Kwaśniewska początkowo nie była zachwycona Badachem. "Matko Boska muzyk!"
Jakiś czas temu Ola Kwaśniewska zorganizowała relację live na swoim instagramowym koncie, podczas której przeprowadziła wywiad ze swoją mamą. Rozmawiały głównie o prezydenturze Aleksandra Kwaśniewskiego, czy spotkaniu z królową Elżbietą II.
Kończąc, żona byłego prezydenta RP odpowiedziała na bardzo osobiste pytanie. Zdradziła, że na początku nie była zachwycona tym, z kim spotyka się jej córka. Mimo tego nie ukrywa, że teraz uwielbia swojego zięcia i ma z nim bardzo dobry kontakt.
Czytaj także: Kwaśniewska gorzko o prezydenturze męża. "To była ohydna kampania"

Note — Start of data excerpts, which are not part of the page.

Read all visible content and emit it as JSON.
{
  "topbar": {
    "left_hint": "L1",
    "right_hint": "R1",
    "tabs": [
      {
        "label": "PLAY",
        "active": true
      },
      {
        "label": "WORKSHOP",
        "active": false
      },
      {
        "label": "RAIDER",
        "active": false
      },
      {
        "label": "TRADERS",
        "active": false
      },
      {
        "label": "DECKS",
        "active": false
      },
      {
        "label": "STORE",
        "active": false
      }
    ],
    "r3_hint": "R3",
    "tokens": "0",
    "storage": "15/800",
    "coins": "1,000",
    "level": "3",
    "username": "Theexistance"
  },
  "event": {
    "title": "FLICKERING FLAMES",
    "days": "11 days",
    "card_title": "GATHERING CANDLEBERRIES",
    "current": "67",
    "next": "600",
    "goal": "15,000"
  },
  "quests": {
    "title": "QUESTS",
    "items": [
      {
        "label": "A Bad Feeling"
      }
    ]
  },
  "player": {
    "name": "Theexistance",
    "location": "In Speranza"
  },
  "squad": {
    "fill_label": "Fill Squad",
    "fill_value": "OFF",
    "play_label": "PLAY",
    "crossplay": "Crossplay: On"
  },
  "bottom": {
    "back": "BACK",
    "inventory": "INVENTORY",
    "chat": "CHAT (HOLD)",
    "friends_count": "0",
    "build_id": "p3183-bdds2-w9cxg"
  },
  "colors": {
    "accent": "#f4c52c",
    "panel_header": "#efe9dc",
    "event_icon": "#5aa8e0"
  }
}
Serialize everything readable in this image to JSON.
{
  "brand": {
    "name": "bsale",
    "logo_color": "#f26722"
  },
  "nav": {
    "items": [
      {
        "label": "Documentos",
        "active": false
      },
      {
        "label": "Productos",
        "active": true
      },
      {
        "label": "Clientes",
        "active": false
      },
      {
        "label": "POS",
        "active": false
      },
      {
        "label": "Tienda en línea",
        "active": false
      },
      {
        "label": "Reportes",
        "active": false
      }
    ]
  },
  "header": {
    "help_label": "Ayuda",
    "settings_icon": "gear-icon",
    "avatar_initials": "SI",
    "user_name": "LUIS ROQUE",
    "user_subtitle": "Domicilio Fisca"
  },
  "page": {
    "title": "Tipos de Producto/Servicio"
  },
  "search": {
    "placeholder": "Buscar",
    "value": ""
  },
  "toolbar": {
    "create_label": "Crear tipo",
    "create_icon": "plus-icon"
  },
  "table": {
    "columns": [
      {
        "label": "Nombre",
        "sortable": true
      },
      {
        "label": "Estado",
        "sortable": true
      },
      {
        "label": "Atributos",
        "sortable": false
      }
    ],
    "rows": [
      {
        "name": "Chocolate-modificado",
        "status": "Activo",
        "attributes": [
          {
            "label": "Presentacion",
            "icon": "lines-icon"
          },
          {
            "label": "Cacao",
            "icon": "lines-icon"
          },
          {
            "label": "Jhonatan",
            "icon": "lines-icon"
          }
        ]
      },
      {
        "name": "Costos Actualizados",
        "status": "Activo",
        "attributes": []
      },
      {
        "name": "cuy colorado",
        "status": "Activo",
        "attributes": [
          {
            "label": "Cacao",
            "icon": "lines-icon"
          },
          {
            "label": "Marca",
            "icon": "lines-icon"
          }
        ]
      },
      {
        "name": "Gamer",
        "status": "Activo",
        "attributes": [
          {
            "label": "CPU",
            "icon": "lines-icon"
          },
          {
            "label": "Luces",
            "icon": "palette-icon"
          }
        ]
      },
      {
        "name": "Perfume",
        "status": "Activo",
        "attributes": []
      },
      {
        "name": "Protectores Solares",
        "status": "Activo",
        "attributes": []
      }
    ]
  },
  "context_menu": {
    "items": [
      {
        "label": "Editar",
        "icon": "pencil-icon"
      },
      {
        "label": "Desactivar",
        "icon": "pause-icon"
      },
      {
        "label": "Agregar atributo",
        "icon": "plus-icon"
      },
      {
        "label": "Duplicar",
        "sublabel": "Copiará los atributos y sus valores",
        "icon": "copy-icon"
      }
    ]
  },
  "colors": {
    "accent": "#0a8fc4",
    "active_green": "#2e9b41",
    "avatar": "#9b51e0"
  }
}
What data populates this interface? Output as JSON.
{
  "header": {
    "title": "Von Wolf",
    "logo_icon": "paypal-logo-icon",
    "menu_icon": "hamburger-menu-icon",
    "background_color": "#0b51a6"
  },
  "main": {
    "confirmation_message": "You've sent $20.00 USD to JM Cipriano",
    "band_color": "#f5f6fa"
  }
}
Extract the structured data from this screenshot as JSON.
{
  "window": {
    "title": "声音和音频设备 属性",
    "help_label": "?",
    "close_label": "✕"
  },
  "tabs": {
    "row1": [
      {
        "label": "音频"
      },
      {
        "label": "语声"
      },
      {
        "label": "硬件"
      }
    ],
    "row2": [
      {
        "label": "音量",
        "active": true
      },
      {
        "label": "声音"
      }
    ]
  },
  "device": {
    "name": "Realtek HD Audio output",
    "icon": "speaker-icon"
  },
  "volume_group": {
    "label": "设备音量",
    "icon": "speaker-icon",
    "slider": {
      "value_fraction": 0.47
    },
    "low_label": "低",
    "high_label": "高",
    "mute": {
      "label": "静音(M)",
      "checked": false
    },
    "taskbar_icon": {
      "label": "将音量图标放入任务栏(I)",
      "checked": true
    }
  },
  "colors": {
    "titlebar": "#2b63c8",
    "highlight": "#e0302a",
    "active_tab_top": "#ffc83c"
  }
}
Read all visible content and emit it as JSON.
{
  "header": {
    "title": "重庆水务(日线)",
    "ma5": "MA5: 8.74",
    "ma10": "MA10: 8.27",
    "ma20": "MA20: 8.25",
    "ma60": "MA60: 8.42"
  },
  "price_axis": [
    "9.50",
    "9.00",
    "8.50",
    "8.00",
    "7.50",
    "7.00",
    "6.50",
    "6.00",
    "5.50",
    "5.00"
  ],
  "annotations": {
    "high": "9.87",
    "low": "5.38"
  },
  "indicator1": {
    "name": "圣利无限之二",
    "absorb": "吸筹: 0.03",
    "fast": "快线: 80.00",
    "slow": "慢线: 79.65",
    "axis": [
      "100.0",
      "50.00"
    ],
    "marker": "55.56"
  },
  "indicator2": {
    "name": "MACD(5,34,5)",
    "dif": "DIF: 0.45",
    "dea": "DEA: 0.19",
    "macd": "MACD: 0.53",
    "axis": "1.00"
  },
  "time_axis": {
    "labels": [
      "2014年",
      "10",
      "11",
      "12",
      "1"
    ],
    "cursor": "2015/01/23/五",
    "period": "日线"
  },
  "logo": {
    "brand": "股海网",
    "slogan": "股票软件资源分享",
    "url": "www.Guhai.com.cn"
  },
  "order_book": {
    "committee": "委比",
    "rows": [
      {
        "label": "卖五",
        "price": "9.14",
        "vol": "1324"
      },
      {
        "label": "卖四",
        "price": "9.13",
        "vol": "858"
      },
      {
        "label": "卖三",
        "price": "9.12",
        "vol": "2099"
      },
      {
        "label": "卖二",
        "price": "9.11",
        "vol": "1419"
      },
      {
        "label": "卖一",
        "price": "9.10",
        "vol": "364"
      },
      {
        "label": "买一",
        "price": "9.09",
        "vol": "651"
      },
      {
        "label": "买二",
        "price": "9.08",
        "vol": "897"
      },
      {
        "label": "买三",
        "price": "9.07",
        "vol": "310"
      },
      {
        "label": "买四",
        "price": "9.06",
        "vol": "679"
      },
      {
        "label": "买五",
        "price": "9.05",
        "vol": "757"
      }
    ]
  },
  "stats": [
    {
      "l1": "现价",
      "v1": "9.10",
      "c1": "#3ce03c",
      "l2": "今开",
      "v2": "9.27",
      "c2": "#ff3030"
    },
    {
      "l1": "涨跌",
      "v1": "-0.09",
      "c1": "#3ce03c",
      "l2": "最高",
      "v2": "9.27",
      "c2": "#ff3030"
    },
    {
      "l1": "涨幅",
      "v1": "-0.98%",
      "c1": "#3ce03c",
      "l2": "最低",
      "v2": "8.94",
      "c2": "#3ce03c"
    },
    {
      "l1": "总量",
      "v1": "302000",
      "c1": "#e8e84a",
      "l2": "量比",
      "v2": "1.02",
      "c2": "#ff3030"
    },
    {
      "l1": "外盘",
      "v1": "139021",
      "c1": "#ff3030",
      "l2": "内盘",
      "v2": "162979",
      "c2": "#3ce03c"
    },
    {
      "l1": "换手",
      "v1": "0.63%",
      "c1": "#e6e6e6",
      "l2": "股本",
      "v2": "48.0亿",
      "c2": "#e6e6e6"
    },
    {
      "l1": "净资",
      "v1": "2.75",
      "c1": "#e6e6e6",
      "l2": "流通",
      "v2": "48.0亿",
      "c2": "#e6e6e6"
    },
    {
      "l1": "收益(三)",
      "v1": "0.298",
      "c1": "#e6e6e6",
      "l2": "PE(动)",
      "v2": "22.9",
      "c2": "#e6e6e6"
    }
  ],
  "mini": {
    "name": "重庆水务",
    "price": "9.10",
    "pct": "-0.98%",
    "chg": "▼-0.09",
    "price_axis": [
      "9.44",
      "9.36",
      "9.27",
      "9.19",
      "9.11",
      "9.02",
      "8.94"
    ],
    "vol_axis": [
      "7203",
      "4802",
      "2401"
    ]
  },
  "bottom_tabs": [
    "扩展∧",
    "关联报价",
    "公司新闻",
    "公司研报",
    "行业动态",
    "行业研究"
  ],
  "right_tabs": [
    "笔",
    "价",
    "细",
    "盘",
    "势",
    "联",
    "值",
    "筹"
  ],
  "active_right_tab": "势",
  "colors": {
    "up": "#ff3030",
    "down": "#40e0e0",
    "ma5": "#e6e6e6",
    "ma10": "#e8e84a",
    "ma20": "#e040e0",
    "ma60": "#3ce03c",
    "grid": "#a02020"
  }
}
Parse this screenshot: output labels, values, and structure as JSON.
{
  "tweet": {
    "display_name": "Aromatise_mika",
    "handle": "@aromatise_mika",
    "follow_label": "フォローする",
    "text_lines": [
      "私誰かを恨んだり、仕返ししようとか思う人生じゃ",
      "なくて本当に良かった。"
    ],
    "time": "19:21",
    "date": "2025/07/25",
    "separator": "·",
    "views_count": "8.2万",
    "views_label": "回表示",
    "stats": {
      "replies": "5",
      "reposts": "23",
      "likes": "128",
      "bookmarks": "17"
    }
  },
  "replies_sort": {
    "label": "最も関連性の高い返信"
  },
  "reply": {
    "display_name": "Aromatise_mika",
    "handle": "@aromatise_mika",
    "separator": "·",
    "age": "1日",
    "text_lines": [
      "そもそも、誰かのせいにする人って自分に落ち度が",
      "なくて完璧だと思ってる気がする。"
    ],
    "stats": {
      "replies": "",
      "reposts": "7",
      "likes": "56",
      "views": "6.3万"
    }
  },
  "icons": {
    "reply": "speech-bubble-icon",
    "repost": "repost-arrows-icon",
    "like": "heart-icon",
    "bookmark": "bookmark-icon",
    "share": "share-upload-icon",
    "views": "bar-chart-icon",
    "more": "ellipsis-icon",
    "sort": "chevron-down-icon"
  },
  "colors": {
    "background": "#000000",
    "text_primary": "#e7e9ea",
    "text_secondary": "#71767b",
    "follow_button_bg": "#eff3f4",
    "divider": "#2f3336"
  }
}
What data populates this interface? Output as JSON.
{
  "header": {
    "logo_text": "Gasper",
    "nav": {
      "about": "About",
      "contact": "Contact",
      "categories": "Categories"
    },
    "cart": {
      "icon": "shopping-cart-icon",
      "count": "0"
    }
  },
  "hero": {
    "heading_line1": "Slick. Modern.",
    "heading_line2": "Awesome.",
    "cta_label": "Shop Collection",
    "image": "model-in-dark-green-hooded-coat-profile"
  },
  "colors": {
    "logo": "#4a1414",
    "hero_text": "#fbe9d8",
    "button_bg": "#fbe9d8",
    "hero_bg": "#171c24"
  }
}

– Bardzo lubię jego twórczość. Kocham Kubusia. Jest fantastycznym człowiekiem. Jest moim fajnym synkiem. Bardzo się cieszę, że taką fajną parę z Olą stworzyli, bardzo ich kochamy i bardzo się cieszymy, jak chcą z nami chwilkę pobyć, bo to jest fajne. A twórczość tak, cenię ogromnie – mówiła. Mimo wszystko dodała, że na początku jej reakcja była zupełnie inna. – Jak Ola powiedziała, że jest taki muzyk, który się tam gdzieś pojawił w jej życiu, to myślę sobie: matko boska, muzyk, o nie nie, nie uwierzę. Ale jak puściła mi pierwszą piosenkę, to powiedziałam: o Jezus! Zauchową płytę kocham – podsumowała Jolanta Kwaśniewska.